INSTRUCTIONS: This Supplemental Release is required only if the Severance Agreement and General Release (the “Release”) between Nanosphere, Inc. (the “Company”) and William P. Moffitt (the “Employee”) is signed prior to April 14, 2013 (the “Separation Date”). If the Release is signed prior to the Separation Date, then, in order to receive the Severance described in the Release, the Employee must sign this Supplemental Release and return it to the Company not before the Separation Date and not later than twenty-one (21) days after the Separation Date. This Supplemental Release must be dated during such 21 day period, and either delivered by hand within such 21-day period, or deposited in the United States mail, with proper first class postage pre-paid, and postmarked by the end of the 21-day period, and in either case addressed to Michael K. McGarrity, President and Chief Executive Officer at Nanosphere, Inc., 4088 Commercial Avenue, Northbrook, Illinois, 60062.

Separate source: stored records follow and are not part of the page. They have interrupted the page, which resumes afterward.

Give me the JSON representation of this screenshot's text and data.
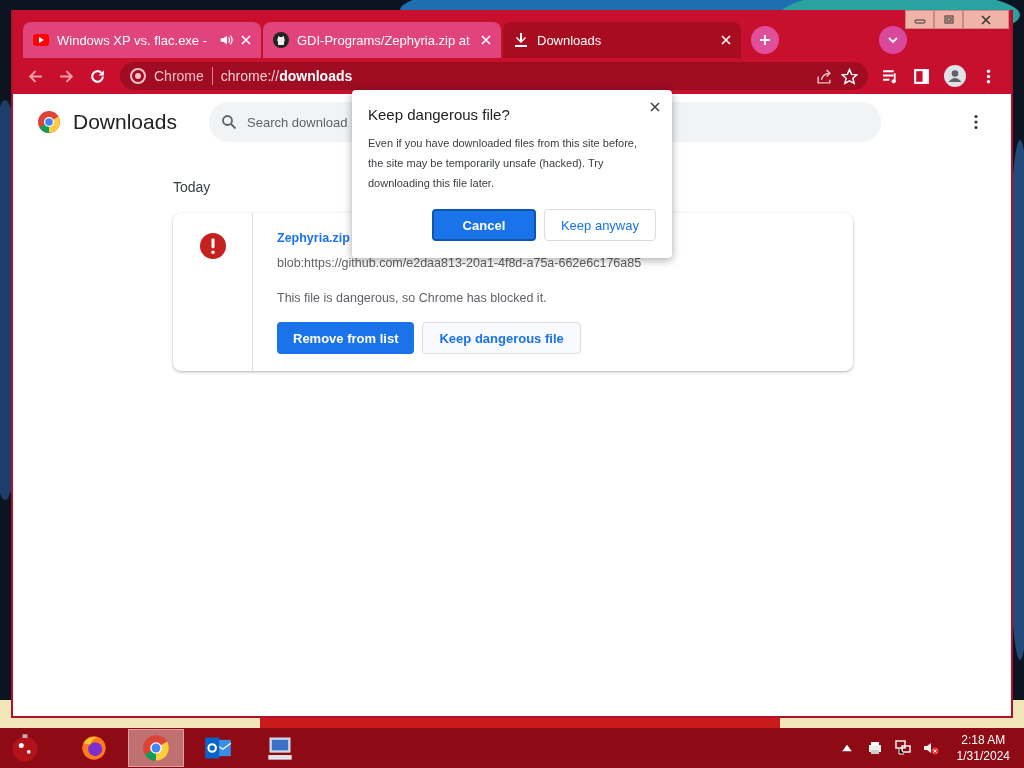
{
  "browser": {
    "tabs": [
      {
        "title": "Windows XP vs. flac.exe -",
        "audio_playing": true,
        "selected": false
      },
      {
        "title": "GDI-Programs/Zephyria.zip at",
        "audio_playing": false,
        "selected": false
      },
      {
        "title": "Downloads",
        "audio_playing": false,
        "selected": true
      }
    ],
    "omnibox": {
      "site_label": "Chrome",
      "url": "chrome://**downloads**"
    }
  },
  "page": {
    "title": "Downloads",
    "search": {
      "placeholder": "Search download"
    },
    "section": "Today",
    "download": {
      "file_name": "Zephyria.zip",
      "source": "blob:https://github.com/e2daa813-20a1-4f8d-a75a-662e6c176a85",
      "status": "This file is dangerous, so Chrome has blocked it.",
      "buttons": [
        "Remove from list",
        "Keep dangerous file"
      ]
    }
  },
  "dialog": {
    "title": "Keep dangerous file?",
    "message": "Even if you have downloaded files from this site before, the site may be temporarily unsafe (hacked). Try downloading this file later.",
    "buttons": [
      "Cancel",
      "Keep anyway"
    ]
  },
  "taskbar": {
    "apps": [
      {
        "selected": false
      },
      {
        "selected": true
      },
      {
        "selected": false
      },
      {
        "selected": false
      }
    ],
    "clock": {
      "time": "2:18 AM",
      "date": "1/31/2024"
    }
  }
}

The Employee may revoke this Supplemental Release at any time within seven days after it is signed and delivered to the Company. Any such revocation must be in writing and either delivered by hand within such seven-day period, or deposited in the United States mail, with proper first class postage pre-paid, and postmarked by the end of the seven-day period, and in either case addressed to the same address stated above. In the event Employee exercises Employee’s right of revocation, this Supplemental Release will be null and void, and Employee will not be entitled to receive the Severance, but the remaining provisions of the Release shall remain in full force and effect.

The Employee is hereby advised that he has a period of not less than twenty-one (21) days to consider whether to sign this Supplemental Release, and is advised to consult an attorney with respect to this Supplemental Release.

SUPPLEMENTAL RELEASE

In consideration of his right to receive the Severance described in Section 3 of the Agreement and General Release (the “Release”) between himself and Nanosphere, Inc. (the “Company”), and the other covenants of the Company contained in the Release, WILLIAM P. MOFFITT (“Employee”) hereby reaffirms his release of Claims contained in Section 7 of the Release and his covenant not to sue with respect to such Claims contained in Section 8 of the Release, and agrees that such release and covenant not to sue shall also apply to any Claims (as defined in Section 7 of the Release) that did not exist on the date the Release was signed, but that exist on the date this Supplemental Release is signed.

Employee acknowledges that he has been given twenty-one (21) days to consider whether to sign this Supplemental Release and advised to consult an attorney before deciding whether to sign, that he has the right to revoke this Supplemental Release within seven (7) days after signing it in accordance with the “Instructions” above, and that he will have no right to receive the Severance until such seven-day revocation period has expired.

In all other respects, the Release shall remain in full force and effect.